The most obvious difference though is that this pair don't do the same thing - shifting by four is equivalent to multiplying by sixteen, not eight! You probably would not get a bug from this if you let the compiler sweat the small optimisations for you.
aNumber = aValue * 8;
aNumber = aValue << 4;
If you have big calculations in a tight loop kind of environment where calculation speed has an impact --- use bit operations. ( considered faster than arithmetic operations)
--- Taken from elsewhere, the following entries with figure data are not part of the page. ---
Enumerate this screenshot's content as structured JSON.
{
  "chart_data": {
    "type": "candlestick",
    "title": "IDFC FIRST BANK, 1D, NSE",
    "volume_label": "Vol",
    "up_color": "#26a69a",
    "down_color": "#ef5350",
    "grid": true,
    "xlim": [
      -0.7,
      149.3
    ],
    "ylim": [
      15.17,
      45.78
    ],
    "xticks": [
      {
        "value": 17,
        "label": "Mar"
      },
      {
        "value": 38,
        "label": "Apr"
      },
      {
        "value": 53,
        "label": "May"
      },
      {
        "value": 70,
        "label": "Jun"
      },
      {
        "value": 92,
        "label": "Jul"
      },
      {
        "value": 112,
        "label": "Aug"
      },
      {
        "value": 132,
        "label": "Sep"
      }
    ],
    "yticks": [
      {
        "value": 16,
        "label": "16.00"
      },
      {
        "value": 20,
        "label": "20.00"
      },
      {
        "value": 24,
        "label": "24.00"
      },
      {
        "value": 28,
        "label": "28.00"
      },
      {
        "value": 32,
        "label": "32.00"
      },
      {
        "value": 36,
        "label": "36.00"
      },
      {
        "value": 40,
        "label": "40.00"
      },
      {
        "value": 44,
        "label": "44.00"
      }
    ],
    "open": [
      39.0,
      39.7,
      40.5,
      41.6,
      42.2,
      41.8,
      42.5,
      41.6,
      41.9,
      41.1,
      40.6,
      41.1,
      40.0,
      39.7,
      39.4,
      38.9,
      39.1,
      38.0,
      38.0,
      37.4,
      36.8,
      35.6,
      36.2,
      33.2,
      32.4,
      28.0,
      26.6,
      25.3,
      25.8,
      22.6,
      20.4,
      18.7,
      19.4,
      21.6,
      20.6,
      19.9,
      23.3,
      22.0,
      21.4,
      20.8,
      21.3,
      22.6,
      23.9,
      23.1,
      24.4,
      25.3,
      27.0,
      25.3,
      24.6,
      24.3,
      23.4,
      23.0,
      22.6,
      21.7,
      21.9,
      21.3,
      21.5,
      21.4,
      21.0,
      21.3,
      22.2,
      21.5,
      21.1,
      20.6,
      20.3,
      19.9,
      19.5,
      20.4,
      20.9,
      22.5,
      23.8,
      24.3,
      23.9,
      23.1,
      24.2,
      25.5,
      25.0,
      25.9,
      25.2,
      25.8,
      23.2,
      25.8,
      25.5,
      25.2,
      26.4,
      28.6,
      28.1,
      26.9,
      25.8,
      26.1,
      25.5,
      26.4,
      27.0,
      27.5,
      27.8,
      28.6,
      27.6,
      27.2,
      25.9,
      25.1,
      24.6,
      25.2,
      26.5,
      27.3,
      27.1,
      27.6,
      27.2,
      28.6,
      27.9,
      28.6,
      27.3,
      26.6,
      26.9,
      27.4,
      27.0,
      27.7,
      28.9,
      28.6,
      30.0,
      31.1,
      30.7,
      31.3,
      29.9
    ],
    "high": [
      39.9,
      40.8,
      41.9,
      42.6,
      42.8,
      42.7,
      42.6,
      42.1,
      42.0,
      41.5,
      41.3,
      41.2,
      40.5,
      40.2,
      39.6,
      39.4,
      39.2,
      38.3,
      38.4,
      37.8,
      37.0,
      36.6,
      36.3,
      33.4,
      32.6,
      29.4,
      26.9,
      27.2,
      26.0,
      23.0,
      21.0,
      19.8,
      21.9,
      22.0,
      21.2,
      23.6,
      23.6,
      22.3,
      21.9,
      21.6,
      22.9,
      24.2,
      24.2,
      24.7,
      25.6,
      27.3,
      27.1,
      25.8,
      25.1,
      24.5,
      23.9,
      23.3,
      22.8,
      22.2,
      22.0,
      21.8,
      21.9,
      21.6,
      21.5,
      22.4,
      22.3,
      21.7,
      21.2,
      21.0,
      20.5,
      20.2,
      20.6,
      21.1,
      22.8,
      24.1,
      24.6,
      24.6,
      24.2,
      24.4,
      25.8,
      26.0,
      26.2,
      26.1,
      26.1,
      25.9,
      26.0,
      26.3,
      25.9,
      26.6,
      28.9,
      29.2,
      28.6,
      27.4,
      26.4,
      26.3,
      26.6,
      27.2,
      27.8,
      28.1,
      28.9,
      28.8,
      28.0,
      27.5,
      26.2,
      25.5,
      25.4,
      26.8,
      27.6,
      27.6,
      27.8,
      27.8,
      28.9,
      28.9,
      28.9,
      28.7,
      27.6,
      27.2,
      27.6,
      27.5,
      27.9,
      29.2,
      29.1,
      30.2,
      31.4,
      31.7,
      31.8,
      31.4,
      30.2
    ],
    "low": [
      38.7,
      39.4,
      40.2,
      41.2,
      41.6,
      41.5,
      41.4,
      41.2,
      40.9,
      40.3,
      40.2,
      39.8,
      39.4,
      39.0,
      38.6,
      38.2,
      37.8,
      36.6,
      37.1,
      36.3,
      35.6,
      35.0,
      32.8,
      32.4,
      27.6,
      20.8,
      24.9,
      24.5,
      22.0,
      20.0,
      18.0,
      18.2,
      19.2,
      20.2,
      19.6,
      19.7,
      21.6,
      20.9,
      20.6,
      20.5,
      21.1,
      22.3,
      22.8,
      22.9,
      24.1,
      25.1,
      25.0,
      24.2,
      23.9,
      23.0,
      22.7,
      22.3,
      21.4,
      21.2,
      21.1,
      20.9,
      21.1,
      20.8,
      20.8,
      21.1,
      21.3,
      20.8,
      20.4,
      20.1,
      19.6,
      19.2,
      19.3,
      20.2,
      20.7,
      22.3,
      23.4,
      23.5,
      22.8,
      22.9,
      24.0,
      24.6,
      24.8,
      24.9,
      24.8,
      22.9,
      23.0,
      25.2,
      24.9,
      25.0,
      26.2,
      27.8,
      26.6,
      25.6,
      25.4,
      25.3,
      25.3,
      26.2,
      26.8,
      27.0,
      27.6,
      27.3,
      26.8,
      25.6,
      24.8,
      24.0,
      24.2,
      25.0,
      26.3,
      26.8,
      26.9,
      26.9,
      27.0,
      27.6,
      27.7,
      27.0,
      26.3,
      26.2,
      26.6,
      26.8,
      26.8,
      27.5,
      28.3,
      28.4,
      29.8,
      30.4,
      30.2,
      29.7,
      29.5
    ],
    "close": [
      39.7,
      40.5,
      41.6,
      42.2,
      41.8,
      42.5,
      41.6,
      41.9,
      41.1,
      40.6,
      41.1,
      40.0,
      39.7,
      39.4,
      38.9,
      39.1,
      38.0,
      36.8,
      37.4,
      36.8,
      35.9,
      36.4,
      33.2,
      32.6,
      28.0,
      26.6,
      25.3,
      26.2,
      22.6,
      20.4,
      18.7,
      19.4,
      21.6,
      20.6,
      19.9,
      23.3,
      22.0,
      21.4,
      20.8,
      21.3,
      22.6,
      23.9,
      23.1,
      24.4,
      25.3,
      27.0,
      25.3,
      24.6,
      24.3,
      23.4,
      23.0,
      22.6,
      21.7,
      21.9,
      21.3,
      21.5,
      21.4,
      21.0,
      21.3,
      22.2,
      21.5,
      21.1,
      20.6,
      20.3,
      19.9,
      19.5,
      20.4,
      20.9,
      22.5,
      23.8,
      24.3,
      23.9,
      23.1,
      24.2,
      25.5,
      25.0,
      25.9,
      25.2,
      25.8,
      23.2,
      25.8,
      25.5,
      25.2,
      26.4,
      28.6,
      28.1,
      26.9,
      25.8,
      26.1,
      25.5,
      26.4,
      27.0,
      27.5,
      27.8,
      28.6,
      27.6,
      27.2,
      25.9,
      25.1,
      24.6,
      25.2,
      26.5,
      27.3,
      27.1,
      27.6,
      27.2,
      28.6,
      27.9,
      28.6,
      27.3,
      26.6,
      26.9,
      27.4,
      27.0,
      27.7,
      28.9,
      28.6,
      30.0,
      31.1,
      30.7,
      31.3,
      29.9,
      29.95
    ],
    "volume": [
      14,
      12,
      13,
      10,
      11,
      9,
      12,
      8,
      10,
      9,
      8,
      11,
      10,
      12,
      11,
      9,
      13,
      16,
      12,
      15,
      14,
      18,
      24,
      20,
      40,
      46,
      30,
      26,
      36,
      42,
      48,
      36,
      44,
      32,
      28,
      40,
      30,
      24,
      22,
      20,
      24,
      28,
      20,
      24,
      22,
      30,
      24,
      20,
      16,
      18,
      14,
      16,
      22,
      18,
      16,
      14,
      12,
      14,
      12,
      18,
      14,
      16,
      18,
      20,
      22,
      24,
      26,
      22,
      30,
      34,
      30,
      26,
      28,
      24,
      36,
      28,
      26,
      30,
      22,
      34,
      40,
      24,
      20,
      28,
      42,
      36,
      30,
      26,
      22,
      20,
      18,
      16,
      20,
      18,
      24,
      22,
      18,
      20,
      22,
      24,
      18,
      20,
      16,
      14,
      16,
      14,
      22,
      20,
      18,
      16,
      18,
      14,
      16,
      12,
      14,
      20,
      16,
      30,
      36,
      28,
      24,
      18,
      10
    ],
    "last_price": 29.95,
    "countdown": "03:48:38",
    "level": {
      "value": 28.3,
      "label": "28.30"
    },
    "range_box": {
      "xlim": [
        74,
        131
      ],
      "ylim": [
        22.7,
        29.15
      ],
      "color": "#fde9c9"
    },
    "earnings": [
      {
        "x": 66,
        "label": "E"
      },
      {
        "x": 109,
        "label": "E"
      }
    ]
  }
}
When its about power 2 numbers (2^x), its better to use shifts - it's just to 'push' the bits. (1 assembly operation instead of 2 in dividing).
Is there any language which its compiler does this optimization?
int i = -11;
std::cout << (i / 2) << '\n'; // prints -5 (well defined by the standard)
std::cout << (i >> 1) << '\n'; // prints -6 (may differ on other platform)
Depending on the desired rounding behavior, you may prefer one over the other.